During the first decades of the twentieth century, the Panamanian government attempted to suppress many of the traditional customs. This was bitterly resisted, culminating in a short-lived yet successful revolt in 1925 known as the Dule Revolution (or "people revolution") – led by Iguaibilikinya Nele Kantule of Ustupu and supported by American adventurer and part-time diplomat Richard Oglesby Marsh – and a treaty in which the Panamanians agreed to give the Guna some degree of cultural autonomy.

The San Blas Islands could be rendered uninhabitable by sea level rise in the late 21st century. In early 2025, the Guna community of Gardi Sugdub was evacuated from the island to a purpose built new township on the mainland due to the rising sea-level.

==Language==
The Guna language, natively Dulegaya, is an Indigenous language of the Chibchan family spoken by 50,000 to 70,000 people. It is the primary language of daily life in the comarcas, and the majority of Guna children speak the language. Although it is relatively viable, Guna is considered an endangered language.

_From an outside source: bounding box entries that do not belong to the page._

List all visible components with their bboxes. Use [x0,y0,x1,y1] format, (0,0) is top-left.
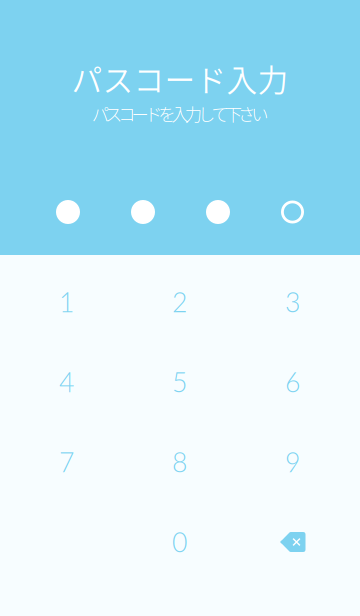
button[interactable]: 3 [236,262,349,342]
staticText: 5 [172,366,187,398]
staticText: 0 [172,526,187,558]
staticText: 7 [59,446,74,478]
staticText: 8 [172,446,187,478]
button[interactable]: 0 [123,502,236,582]
button[interactable]: Delete [236,502,349,582]
button[interactable]: 4 [10,342,123,422]
staticText: 1 [59,286,74,318]
staticText: 9 [285,446,300,478]
staticText: 3 [285,286,300,318]
button[interactable]: 6 [236,342,349,422]
staticText: 6 [285,366,300,398]
button[interactable]: 1 [10,262,123,342]
button[interactable]: 9 [236,422,349,502]
button[interactable]: 7 [10,422,123,502]
button[interactable]: 5 [123,342,236,422]
staticText: パスコードを入力して下さい [92,101,268,126]
button[interactable]: 8 [123,422,236,502]
staticText: 2 [172,286,187,318]
button[interactable]: 2 [123,262,236,342]
staticText: 4 [59,366,74,398]
staticText: パスコード入力 [72,56,288,100]
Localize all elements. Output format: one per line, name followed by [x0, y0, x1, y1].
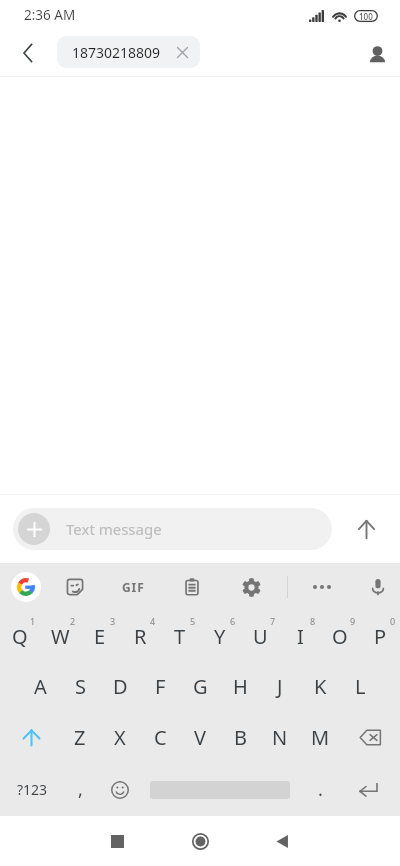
staticText: Text message: [66, 519, 162, 539]
button[interactable]: R: [120, 611, 160, 661]
staticText: H: [233, 673, 248, 700]
staticText: 1: [30, 615, 36, 627]
button[interactable]: M: [300, 711, 340, 763]
staticText: I: [297, 623, 304, 650]
button[interactable]: More options: [300, 565, 344, 609]
staticText: K: [314, 673, 327, 700]
staticText: 18730218809: [72, 43, 161, 62]
staticText: 9: [350, 615, 356, 627]
button[interactable]: V: [180, 711, 220, 763]
button[interactable]: Home: [175, 816, 225, 866]
button[interactable]: K: [300, 661, 340, 711]
button[interactable]: U: [240, 611, 280, 661]
button[interactable]: A: [20, 661, 60, 711]
staticText: ?123: [17, 780, 48, 799]
button[interactable]: C: [140, 711, 180, 763]
button[interactable]: Back: [257, 816, 307, 866]
button[interactable]: E: [80, 611, 120, 661]
staticText: C: [154, 724, 167, 751]
staticText: T: [174, 623, 186, 650]
button[interactable]: ,: [64, 763, 96, 816]
staticText: P: [374, 623, 387, 650]
staticText: L: [355, 673, 366, 700]
button[interactable]: P: [360, 611, 400, 661]
staticText: J: [277, 673, 283, 700]
button[interactable]: Emoji: [98, 763, 142, 816]
button[interactable]: Z: [60, 711, 100, 763]
button[interactable]: Google: [4, 565, 48, 609]
button[interactable]: G: [180, 661, 220, 711]
staticText: R: [134, 623, 147, 650]
staticText: 5: [190, 615, 196, 627]
staticText: B: [234, 724, 247, 751]
staticText: ,: [78, 777, 83, 802]
staticText: .: [318, 777, 323, 802]
button[interactable]: Clipboard: [170, 565, 214, 609]
button[interactable]: Backspace: [340, 711, 400, 763]
button[interactable]: F: [140, 661, 180, 711]
staticText: Z: [74, 724, 86, 751]
staticText: E: [94, 623, 106, 650]
button[interactable]: W: [40, 611, 80, 661]
button[interactable]: Contact details: [360, 37, 394, 71]
button[interactable]: 18730218809: [57, 36, 200, 68]
button[interactable]: ?123: [0, 763, 64, 816]
button[interactable]: Recents: [92, 816, 142, 866]
staticText: A: [34, 673, 47, 700]
button[interactable]: Y: [200, 611, 240, 661]
staticText: 3: [110, 615, 116, 627]
button[interactable]: Space: [144, 763, 296, 816]
button[interactable]: GIF: [111, 565, 155, 609]
button[interactable]: I: [280, 611, 320, 661]
button[interactable]: T: [160, 611, 200, 661]
button[interactable]: Settings: [229, 565, 273, 609]
button[interactable]: J: [260, 661, 300, 711]
staticText: O: [332, 623, 348, 650]
button[interactable]: .: [298, 763, 342, 816]
staticText: 0: [390, 615, 396, 627]
staticText: D: [113, 673, 128, 700]
staticText: N: [272, 724, 288, 751]
staticText: 8: [310, 615, 316, 627]
staticText: Q: [12, 623, 28, 650]
button[interactable]: Stickers: [53, 565, 97, 609]
button[interactable]: Voice input: [356, 565, 400, 609]
staticText: 6: [230, 615, 236, 627]
button[interactable]: Enter: [340, 763, 396, 816]
button[interactable]: H: [220, 661, 260, 711]
staticText: U: [253, 623, 268, 650]
button[interactable]: B: [220, 711, 260, 763]
button[interactable]: Text message: [13, 508, 332, 550]
button[interactable]: Q: [0, 611, 40, 661]
staticText: 7: [270, 615, 276, 627]
staticText: S: [75, 673, 86, 700]
button[interactable]: Shift: [0, 711, 60, 763]
button[interactable]: S: [60, 661, 100, 711]
staticText: V: [194, 724, 206, 751]
button[interactable]: Send: [342, 505, 390, 553]
staticText: 2:36 AM: [24, 6, 76, 24]
staticText: 4: [150, 615, 156, 627]
staticText: 2: [70, 615, 76, 627]
button[interactable]: O: [320, 611, 360, 661]
staticText: F: [155, 673, 166, 700]
button[interactable]: D: [100, 661, 140, 711]
button[interactable]: N: [260, 711, 300, 763]
staticText: M: [311, 724, 330, 751]
staticText: 100: [359, 11, 373, 22]
staticText: G: [193, 673, 208, 700]
staticText: GIF: [122, 579, 145, 595]
staticText: X: [114, 724, 126, 751]
button[interactable]: X: [100, 711, 140, 763]
button[interactable]: L: [340, 661, 380, 711]
button[interactable]: Back: [12, 37, 46, 71]
staticText: Y: [214, 623, 226, 650]
staticText: W: [51, 623, 70, 650]
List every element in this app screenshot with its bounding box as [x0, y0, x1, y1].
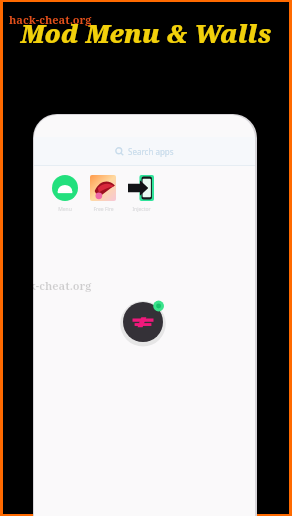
staticText: Search apps — [128, 146, 174, 157]
button[interactable]: Menu — [48, 175, 82, 213]
staticText: Menu — [58, 206, 72, 213]
button[interactable]: Free Fire — [86, 175, 120, 213]
staticText: hack-cheat.org — [9, 12, 92, 27]
button[interactable]: Search apps — [34, 137, 255, 165]
staticText: Injector — [132, 206, 151, 213]
button[interactable]: Open mod menu — [120, 295, 170, 345]
staticText: Mod Menu & Walls — [20, 16, 272, 50]
button[interactable]: Injector — [124, 175, 158, 213]
staticText: hack-cheat.org — [9, 278, 92, 293]
staticText: Free Fire — [93, 206, 114, 213]
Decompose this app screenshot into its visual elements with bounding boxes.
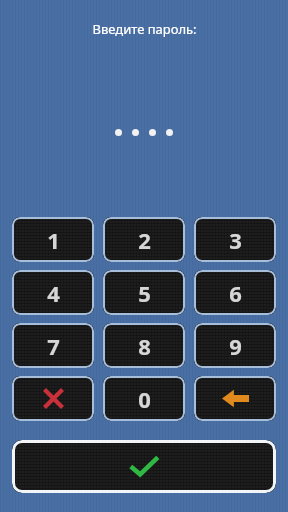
button[interactable]: 3: [194, 217, 276, 262]
button[interactable]: 1: [12, 217, 94, 262]
staticText: 9: [229, 331, 242, 361]
button[interactable]: 7: [12, 323, 94, 368]
button[interactable]: 6: [194, 270, 276, 315]
button[interactable]: 8: [103, 323, 185, 368]
button[interactable]: Confirm: [12, 440, 276, 493]
button[interactable]: 2: [103, 217, 185, 262]
staticText: 8: [138, 331, 151, 361]
staticText: 4: [47, 278, 60, 308]
staticText: 5: [138, 278, 151, 308]
button[interactable]: 4: [12, 270, 94, 315]
button[interactable]: Clear: [12, 376, 94, 421]
staticText: 2: [138, 225, 151, 255]
staticText: 3: [229, 225, 242, 255]
staticText: 7: [47, 331, 60, 361]
button[interactable]: Backspace: [194, 376, 276, 421]
staticText: 0: [138, 384, 151, 414]
button[interactable]: 0: [103, 376, 185, 421]
staticText: Введите пароль:: [92, 20, 197, 38]
staticText: 1: [47, 225, 60, 255]
staticText: 6: [229, 278, 242, 308]
button[interactable]: 9: [194, 323, 276, 368]
button[interactable]: 5: [103, 270, 185, 315]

Spanish is also widely used, especially in education and written documents.

==Health==
The Guna have been shown to have a low average blood pressure (B.P., 110/70 mm Hg), and, do not experience the age-related increase in blood pressure that is common in Western society. Death rates from cardiovascular disease (C.V.D.) and cancer – the #1 and #2 causes of death in the U.S. – are low in the Guna. Between 2000 and 2004 in mainland Panama, for every 100,000 residents, 119 died from C.V.D. and 74 died from cancer; in contrast, per 100,000 Guna, these death rates were 8 for C.V.D. and 4 for cancer.

==Albinism==

Guna children in 1927. The child in the center is albinistic.

Guna people have a high incidence rate of albinism, which led to their nickname of "White Indians" in the early 1900s. In Guna philosophy, the albinistic people (or "sipu") were given a special place and are considered a special race of people. They have the specific duty of defending the moon against a dragon which tries to eat it on occasion during a lunar eclipse, and only they are allowed to go outside on the night of a lunar eclipse and to use specially made bows and arrows to shoot down the dragon.